Subsequent studies have confirmed this observation, but most did not control for competing causes of mortality or take into account the effect of time on the risk of cardiotoxicity.[19] This was addressed by Ryberg et al in a recent retrospective study of 1,097 patients with metastatic breast cancer treated with epirubicin over a 20-year period.[20] They first identified independent predictive factors for the development of cardiotoxicity and other causes of mortality, respectively. Using competing risk analysis, they were able to determine the maximum dose resulting in no more than a 5% rate of CHF for patients with different sets of risk factors. For a patient aged 40 years with no other risk factors for CHF, the recommended dose yielding a 5% risk of CHF at 2.5 years of treatment would be 806 mg/m2. If the same woman were 70 years old, the maximum cumulative dose drops to 609 mg/m2.[20] This analysis showed that maximum cumulative dosage of anthracycline would differ among patients depending on preexisting cardiac risk factors and other competing factors for mortality.
Age
An early study by Von Hoff has suggested that anthracycline-induced cardiotoxicity may be more pronounced with advancing age.[10] In a retrospective analysis of three clinical trials involving 630 patients who were treated with doxorubicin, Swain et al showed that patients more than 65 years old are 2.25 times more likely to experience anthracycline-induced CHF compared with patients less than 65 years old, but the effect is only pronounced after a cumulative dose of 400 mg/m2.[19] In addition, the number of CHF events that occurred in the subgroup analysis was small, and a non–anthracycline-treated comparison group was not included. Therefore, the interpretation of the findings is difficult.

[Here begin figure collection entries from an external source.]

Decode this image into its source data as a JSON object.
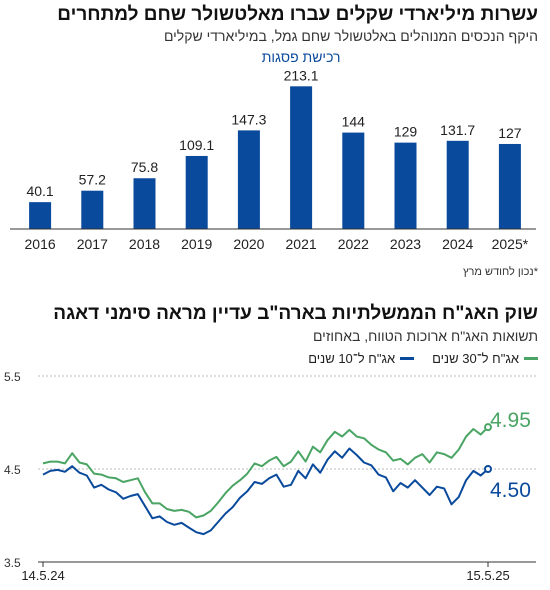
{
  "chart_data": [
    {
      "type": "bar",
      "title": "עשרות מיליארדי שקלים עברו מאלטשולר שחם למתחרים",
      "subtitle": "היקף הנכסים המנוהלים באלטשולר שחם גמל, במיליארדי שקלים",
      "annotation": "רכישת פסגות",
      "footnote": "*נכון לחודש מרץ",
      "categories": [
        "2016",
        "2017",
        "2018",
        "2019",
        "2020",
        "2021",
        "2022",
        "2023",
        "2024",
        "2025*"
      ],
      "values": [
        40.1,
        57.2,
        75.8,
        109.1,
        147.3,
        213.1,
        144,
        129,
        131.7,
        127
      ],
      "value_labels": [
        "40.1",
        "57.2",
        "75.8",
        "109.1",
        "147.3",
        "213.1",
        "144",
        "129",
        "131.7",
        "127"
      ],
      "ylim": [
        0,
        230
      ],
      "color": "#0a4a9c",
      "grid": false
    },
    {
      "type": "line",
      "title": "שוק האג\"ח הממשלתיות בארה\"ב עדיין מראה סימני דאגה",
      "subtitle": "תשואות האג\"ח ארוכות הטווח, באחוזים",
      "x_labels": [
        "14.5.24",
        "15.5.25"
      ],
      "yticks": [
        "3.5",
        "4.5",
        "5.5"
      ],
      "ylim": [
        3.5,
        5.5
      ],
      "grid": true,
      "legend_position": "top-right",
      "series": [
        {
          "name": "אג\"ח ל־10 שנים",
          "color": "#0a4a9c",
          "end_label": "4.50",
          "values": [
            4.44,
            4.48,
            4.49,
            4.47,
            4.53,
            4.46,
            4.43,
            4.3,
            4.33,
            4.28,
            4.25,
            4.18,
            4.21,
            4.23,
            4.1,
            3.97,
            3.99,
            3.93,
            3.9,
            3.92,
            3.87,
            3.82,
            3.8,
            3.84,
            3.93,
            4.02,
            4.09,
            4.19,
            4.26,
            4.36,
            4.34,
            4.4,
            4.44,
            4.31,
            4.33,
            4.48,
            4.4,
            4.55,
            4.46,
            4.6,
            4.69,
            4.62,
            4.72,
            4.65,
            4.57,
            4.54,
            4.44,
            4.41,
            4.26,
            4.35,
            4.3,
            4.38,
            4.3,
            4.22,
            4.31,
            4.29,
            4.12,
            4.2,
            4.38,
            4.48,
            4.43,
            4.5
          ]
        },
        {
          "name": "אג\"ח ל־30 שנים",
          "color": "#4aa564",
          "end_label": "4.95",
          "values": [
            4.56,
            4.58,
            4.58,
            4.56,
            4.67,
            4.57,
            4.55,
            4.45,
            4.44,
            4.41,
            4.4,
            4.36,
            4.38,
            4.4,
            4.25,
            4.13,
            4.13,
            4.07,
            4.05,
            4.06,
            4.04,
            3.98,
            4.0,
            4.05,
            4.14,
            4.24,
            4.32,
            4.38,
            4.45,
            4.56,
            4.53,
            4.59,
            4.63,
            4.53,
            4.58,
            4.69,
            4.58,
            4.74,
            4.68,
            4.81,
            4.9,
            4.85,
            4.92,
            4.85,
            4.83,
            4.76,
            4.71,
            4.68,
            4.59,
            4.61,
            4.55,
            4.62,
            4.66,
            4.57,
            4.68,
            4.66,
            4.62,
            4.71,
            4.85,
            4.93,
            4.87,
            4.95
          ]
        }
      ]
    }
  ]
}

Several studies have used the Surveillance, Epidemiology and End Results (SEER)-Medicare database to evaluate the risk of CHF following anthracycline administration in women with early-stage breast cancer,[21] finding over a twofold increase in the risk of cardiomyopathy and a 40% increase in CHF. These studies found that CHF was associated with advanced age, black race, increased number of comorbid conditions, and a prior history of cardiac conditions and cardiac risk factors.[21] The risk of CHF after anthracycline treatment in these studies appeared to be higher than the rate of CHF observed by other adjuvant breast cancer trials, where patients were generally younger.[7] While these studies were strengthened by large numbers of subjects and up to 10 years of follow-up, they were limited by a lack of anthracycline dose information in the database, and the outcomes of CHF being determined only through billing claims.